How big the story would eventually become in the national news was foreshadowed by the fact that two TV crews and three print journalists were already camped out at the hospital, waiting for Martie and Dusty to appear.

Armed with a warrant, the police required three days to conduct a thorough search of Mark Ahriman’s vast house. Initially, nothing stranger turned up than the psychiatrist’s enormous collection of toys, and halfway through the first day, the investigation seemed as though it might founder.

The sprawling mansion featured an elaborate automated-house system. Police officers with specialized computer knowledge cracked the privacy code, which previously ensured that only Ahriman enjoyed full access to every aspect of the system; soon they discovered the existence of six hidden safes of various sizes.

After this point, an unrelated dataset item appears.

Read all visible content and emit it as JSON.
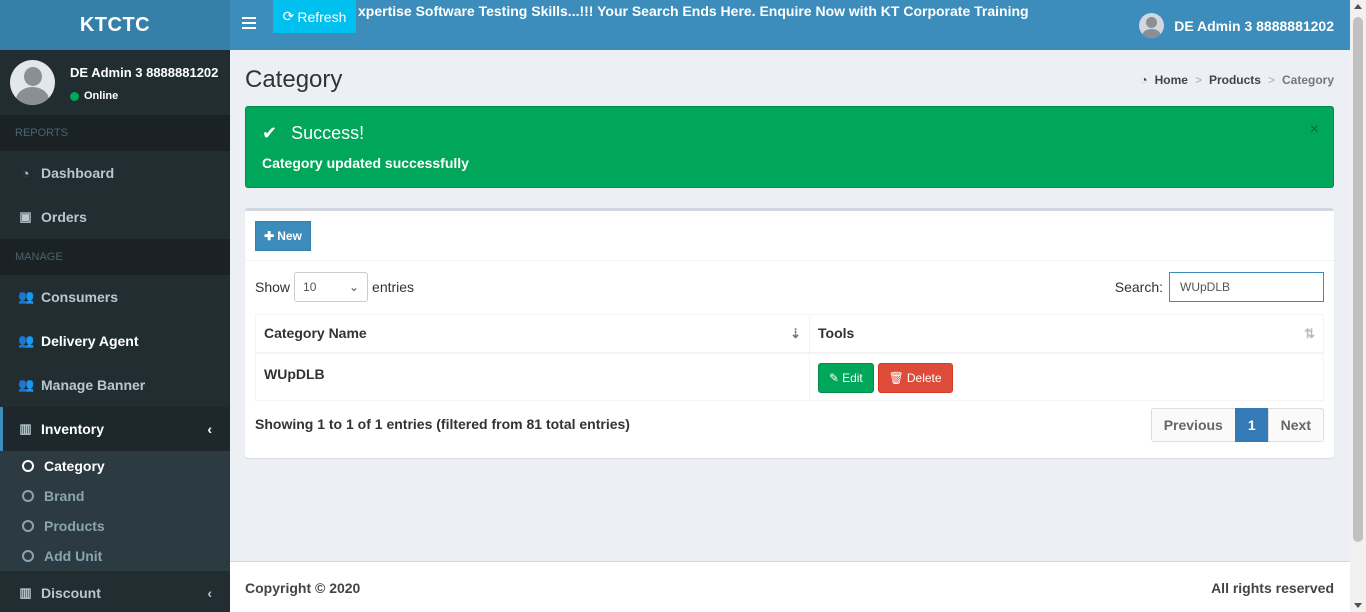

Once combinations were decoded, the first safe — in the lace-wood study — proved to contain only financial records.

The second, in the sitting room of the master suite, was larger and held five handguns, two fully automatic machine pistols, and an Uzi carbine. None were registered to Mark Ahriman, and none could be traced to any licensed gun dealer.

The third safe was a small box cleverly concealed in the master bedroom fireplace. Therein, police discovered yet another handgun, a ten-shot Taurus PT-111 Millennium with an empty magazine, which appeared to have been fired recently.

Of greater interest both to criminologists and to film buffs was the second item in this box: a vacuum-sealed jar containing two human eyes in a chemical fixative. A gummed label on the lid bore a neatly hand-printed haiku.

Father’s eyes, my jar

Hollywood’s great king of tears.

I prefer to laugh.

The media squall became a media storm.

Dusty and Martie could no longer stay at Sabrina’s house, which was for days thereafter under siege by newsmen.

On the third day, the police found a trove of videotapes stored in a vault that was not included in the list of safes known to the house computer. A contractor had come forward to report that he had bootlegged this bit of construction for Dr. Ahriman subsequent to the psychiatrist’s purchase of the house. The tapes were the doctor’s prized mementos, the record of his most dangerous games, including the candid video of Susan and her tormentor, shot from the potted ming tree in her bedroom.

The media storm became a media hurricane.

Ned Motherwell ran the business, while Martie and Dusty lived for a while with a series of friends, staying one step ahead of the microphones and cameras.

The only story that displaced the Ahriman extravaganza from the top of the nightly news was the insane attack on the President of the United States at a Bel Air fund-raiser, and the subsequent shooting to death of the megastar assailant by those outraged Secret Service agents who weren’t otherwise occupied with recovering and preserving the nose. Within twenty-four hours, when the discovery was made that the megastar had known Mark Ahriman and had in fact recently been a patient at a drug-rehab clinic partly owned by Ahriman, the media hurricane became the storm of the century.

Eventually, the storm blew itself out, because it is in the character of these strange times that any outrage, regardless of its unprecedented dimensions and horror, is inevitably followed by another outrage more novel and more shocking still.

By late spring, Skeet was finished with physical rehabilitation and fleshed out as he had not been in years. The lady in pink, at her instigation and without threat of suit, settled upon Skeet the sum of one and three-quarter-million dollars, after taxes, and with his health restored, he decided to take a few months off from housepainting to travel and consider his options.

Together, Skeet and Fig Newton had planned an itinerary that would take them first to Roswell, New Mexico, and thereafter to other points of interest on the UFO trail. Now that Skeet’s driving privileges had been restored, he and Fig would be able to spell each other at the wheel of Skeet’s new motor home.